知らなかった気持ちが芽生えようとしている。
―――けれど、これは一体何なんだ?
2人の間に確かにあるはずの境界線が見えてこない。
この場所のせいだろうか。
(そうなのかな)
俺達は今、本当はどこにいるのだろう。
「誤魔化すな、欲しいものを欲しいって、言ってくれていいんだ、俺にだけは」
拒絶したりしないから。
陽介がゆっくり振り返った。
泣き出しそうな表情で、首を小さく横に振る。
「違う」
「違わないだろ」
「チガウ」
「お前が欲しいのは、寄りかかる背中だろう?繋ぎとめてくれる手だろう?」
「そうじゃない」
「嘘を吐くな」
「うそじゃない!」
陽介が叫ぶと同時に辺りに突風が巻き起こった。
けれど、荒れ狂う力は朋也を傷つけることは無い。
どこか物悲しい気配だけ感じさせながら、髪をそよがせ、ただ空へ昇っていく。
向かい合う陽介は項垂れていて、どんな顔をしているのか見えない。
「俺は」
影の下に見える口元がポツリと言葉を紡いでいた。
「―――よくわかんねーよ」
風は緩やかに収まっていった。
こちらを見ようとしない陽介の茶色の髪を朋也は指先でそっと梳る。
今度は逃げようとしない彼の髪の表面を、掌でゆっくり、ゆっくり、繰り返し何度も撫でた。
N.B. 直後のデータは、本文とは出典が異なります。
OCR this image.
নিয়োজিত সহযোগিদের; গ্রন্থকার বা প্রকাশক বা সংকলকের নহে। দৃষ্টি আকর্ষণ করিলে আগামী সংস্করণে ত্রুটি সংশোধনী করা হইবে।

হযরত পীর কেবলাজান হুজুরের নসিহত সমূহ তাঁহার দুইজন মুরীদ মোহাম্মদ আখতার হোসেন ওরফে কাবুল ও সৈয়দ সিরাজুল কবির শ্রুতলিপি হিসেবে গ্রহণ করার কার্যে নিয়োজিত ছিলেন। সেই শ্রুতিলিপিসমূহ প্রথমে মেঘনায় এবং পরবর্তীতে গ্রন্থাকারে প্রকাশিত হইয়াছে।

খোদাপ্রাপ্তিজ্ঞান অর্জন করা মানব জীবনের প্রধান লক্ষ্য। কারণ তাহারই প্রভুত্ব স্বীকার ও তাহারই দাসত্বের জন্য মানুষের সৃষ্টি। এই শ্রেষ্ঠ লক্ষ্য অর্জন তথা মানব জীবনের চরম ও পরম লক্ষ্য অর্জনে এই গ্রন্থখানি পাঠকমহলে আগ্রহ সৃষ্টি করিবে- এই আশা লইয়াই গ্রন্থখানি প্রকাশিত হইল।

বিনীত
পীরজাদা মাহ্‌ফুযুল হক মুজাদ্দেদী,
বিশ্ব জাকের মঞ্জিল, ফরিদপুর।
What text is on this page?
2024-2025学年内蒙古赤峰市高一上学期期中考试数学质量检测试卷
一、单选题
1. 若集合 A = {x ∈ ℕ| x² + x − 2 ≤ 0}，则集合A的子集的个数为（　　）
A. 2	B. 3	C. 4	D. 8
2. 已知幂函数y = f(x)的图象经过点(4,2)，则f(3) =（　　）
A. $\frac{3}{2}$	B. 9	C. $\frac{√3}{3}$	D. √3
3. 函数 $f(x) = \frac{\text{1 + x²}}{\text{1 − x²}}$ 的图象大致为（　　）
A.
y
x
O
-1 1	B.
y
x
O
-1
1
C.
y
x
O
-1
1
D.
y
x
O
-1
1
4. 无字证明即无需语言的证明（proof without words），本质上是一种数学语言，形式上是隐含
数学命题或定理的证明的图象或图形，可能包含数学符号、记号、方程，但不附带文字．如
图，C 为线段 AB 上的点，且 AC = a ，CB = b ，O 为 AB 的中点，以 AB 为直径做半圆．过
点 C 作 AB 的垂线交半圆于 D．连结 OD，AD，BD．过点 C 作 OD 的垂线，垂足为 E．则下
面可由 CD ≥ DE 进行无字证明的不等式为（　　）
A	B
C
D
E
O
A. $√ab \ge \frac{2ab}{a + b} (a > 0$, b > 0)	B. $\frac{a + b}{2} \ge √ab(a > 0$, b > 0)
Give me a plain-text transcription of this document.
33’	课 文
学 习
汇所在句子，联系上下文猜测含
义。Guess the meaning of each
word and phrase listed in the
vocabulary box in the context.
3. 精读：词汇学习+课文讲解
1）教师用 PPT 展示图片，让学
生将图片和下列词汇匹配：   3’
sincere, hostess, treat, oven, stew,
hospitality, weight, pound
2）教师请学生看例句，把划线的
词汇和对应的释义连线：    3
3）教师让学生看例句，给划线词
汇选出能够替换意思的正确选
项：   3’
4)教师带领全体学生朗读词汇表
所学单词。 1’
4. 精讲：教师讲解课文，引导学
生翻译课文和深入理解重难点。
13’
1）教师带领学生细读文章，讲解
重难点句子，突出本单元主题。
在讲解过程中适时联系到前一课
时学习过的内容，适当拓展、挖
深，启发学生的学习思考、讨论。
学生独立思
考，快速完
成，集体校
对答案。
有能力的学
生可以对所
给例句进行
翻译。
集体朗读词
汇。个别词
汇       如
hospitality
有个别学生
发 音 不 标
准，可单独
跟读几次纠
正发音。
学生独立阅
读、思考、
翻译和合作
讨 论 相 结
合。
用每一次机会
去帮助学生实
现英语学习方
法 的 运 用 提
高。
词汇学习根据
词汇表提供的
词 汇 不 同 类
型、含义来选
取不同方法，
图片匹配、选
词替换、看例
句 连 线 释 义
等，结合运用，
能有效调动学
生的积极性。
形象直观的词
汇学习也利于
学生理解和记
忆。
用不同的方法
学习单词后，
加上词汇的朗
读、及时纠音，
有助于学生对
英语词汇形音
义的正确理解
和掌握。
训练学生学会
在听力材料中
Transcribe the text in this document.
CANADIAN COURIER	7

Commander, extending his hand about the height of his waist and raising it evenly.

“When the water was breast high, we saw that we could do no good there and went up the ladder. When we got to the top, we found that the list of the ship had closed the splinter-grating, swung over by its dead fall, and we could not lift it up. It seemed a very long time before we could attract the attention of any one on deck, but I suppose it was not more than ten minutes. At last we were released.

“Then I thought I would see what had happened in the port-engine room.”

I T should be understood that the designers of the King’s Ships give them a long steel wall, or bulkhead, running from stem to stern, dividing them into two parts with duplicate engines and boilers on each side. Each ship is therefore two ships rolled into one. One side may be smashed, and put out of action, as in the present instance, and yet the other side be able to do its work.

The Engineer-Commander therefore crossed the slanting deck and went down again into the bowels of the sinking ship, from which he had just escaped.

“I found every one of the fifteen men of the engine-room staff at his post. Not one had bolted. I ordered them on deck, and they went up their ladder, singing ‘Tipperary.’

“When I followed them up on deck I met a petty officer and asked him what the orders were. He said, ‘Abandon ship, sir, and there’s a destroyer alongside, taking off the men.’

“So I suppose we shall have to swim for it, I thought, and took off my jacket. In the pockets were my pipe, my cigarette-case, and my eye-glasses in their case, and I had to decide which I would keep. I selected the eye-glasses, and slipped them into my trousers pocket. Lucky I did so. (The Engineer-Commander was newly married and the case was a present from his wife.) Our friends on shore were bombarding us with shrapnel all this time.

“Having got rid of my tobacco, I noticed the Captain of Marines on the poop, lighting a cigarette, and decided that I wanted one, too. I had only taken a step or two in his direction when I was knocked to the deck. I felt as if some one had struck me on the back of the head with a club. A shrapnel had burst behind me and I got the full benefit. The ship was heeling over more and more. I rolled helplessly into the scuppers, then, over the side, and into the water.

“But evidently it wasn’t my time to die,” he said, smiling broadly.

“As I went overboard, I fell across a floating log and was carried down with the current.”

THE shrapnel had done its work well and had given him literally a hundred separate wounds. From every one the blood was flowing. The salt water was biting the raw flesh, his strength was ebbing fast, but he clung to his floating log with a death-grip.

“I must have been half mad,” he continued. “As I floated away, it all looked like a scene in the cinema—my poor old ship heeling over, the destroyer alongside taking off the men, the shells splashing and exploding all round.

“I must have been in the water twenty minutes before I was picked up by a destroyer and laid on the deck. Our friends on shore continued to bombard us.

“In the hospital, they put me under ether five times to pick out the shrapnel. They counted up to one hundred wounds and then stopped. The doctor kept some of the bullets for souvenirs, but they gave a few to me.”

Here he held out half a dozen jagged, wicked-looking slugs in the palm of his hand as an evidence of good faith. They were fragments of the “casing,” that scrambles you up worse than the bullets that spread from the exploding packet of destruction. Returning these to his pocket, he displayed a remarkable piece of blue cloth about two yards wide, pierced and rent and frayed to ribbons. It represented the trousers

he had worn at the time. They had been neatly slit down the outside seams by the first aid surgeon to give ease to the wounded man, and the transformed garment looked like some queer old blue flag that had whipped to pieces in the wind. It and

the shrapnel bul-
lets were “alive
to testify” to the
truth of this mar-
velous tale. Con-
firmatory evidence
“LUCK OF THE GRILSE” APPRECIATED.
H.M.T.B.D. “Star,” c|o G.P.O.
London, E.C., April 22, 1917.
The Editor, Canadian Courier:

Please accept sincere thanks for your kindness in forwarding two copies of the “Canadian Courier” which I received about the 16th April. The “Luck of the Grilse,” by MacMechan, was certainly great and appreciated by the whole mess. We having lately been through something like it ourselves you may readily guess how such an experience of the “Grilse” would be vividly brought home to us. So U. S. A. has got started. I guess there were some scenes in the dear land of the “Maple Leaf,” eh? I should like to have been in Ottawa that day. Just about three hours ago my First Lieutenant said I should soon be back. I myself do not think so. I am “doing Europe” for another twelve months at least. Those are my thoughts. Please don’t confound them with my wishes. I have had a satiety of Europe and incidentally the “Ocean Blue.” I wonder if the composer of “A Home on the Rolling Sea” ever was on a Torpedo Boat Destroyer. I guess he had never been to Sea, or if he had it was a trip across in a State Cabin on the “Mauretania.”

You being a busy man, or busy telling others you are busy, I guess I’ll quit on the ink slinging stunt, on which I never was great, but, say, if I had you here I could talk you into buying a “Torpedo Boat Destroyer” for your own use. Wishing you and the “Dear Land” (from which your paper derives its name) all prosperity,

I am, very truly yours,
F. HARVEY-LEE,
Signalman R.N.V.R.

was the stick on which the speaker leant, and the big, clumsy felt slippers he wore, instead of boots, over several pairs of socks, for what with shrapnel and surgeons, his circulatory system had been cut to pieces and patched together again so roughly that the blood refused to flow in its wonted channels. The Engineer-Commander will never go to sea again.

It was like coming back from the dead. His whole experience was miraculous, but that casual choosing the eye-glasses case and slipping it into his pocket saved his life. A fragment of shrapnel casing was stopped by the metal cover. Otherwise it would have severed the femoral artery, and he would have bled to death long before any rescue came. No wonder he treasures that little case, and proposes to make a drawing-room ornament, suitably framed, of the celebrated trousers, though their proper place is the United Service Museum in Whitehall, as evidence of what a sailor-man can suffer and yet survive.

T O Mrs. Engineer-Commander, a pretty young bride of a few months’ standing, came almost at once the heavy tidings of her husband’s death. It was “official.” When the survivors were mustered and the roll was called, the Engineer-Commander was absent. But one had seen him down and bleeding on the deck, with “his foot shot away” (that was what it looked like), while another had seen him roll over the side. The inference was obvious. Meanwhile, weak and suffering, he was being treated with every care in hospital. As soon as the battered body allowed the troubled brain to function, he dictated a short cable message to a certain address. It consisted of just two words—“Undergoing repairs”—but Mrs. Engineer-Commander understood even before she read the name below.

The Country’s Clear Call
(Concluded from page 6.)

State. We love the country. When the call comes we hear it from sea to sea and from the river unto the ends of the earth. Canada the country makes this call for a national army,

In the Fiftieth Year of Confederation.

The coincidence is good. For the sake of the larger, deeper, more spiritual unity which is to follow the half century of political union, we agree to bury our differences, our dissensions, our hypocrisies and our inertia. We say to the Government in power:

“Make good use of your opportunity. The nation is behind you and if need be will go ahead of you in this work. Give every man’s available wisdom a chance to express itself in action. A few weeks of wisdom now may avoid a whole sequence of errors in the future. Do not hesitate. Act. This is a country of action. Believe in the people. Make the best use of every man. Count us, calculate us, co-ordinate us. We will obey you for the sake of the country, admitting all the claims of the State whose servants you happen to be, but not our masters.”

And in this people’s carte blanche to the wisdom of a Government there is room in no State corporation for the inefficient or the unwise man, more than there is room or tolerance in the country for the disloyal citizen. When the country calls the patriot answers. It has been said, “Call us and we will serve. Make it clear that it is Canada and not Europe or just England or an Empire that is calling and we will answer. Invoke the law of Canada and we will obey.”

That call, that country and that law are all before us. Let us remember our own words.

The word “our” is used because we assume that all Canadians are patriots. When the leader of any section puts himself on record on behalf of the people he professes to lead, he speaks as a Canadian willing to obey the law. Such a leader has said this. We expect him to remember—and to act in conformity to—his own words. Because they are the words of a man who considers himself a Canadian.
(俺達はもしかしたら―――見知らぬ地平で互いに繋がりあう道を求めて彷徨っているのかもしれない)
陽介が欲しいものは、依存するための手段と対象だろう。
それなら俺が陽介に求めているものは一体何だ?
不意に伸びてきた両腕が縋るように絡みつき、そのままギュウッと朋也を抱きしめた。
視界の端に映る茶色の髪をあやすように撫でてやりながら、触れ合う温もりだけを感じていた。
こんな関係は初めてだから、うまいやり方が見つからない。
触れ合えるほど近くに居るのに、心はどうしようもなく遠い。
(いつか)
答えを見つけられる日が来るのだろうか。
分からない何かが、見える日が来るのだろうか。
(でも、今は)
「なるように成るだけだ―――俺も、お前も」
俺はお前を否定したりしない。
「好きだよ、陽介」
陽介の肩に鼻先を押し付けて深呼吸した。
心休まる優しい香りは、どこか切ないような感情を覚えさせる。
目を閉じた朋也の耳元に「俺も好きだ」と小さな声が聞こえた。
それが全てでもいい。
繋がりあう日を夢見ながら、今はこのままでも―――
人肌の温もりに妙な懐かしさを覚えつつ、朋也の意識は徐々に遠くなり、霧の中へと融けていった。
―――目覚めた世界は鮮やかで、夢の記憶を手繰ってみようとしたけれど、朋也は何一つ思い出すことが出来なかった。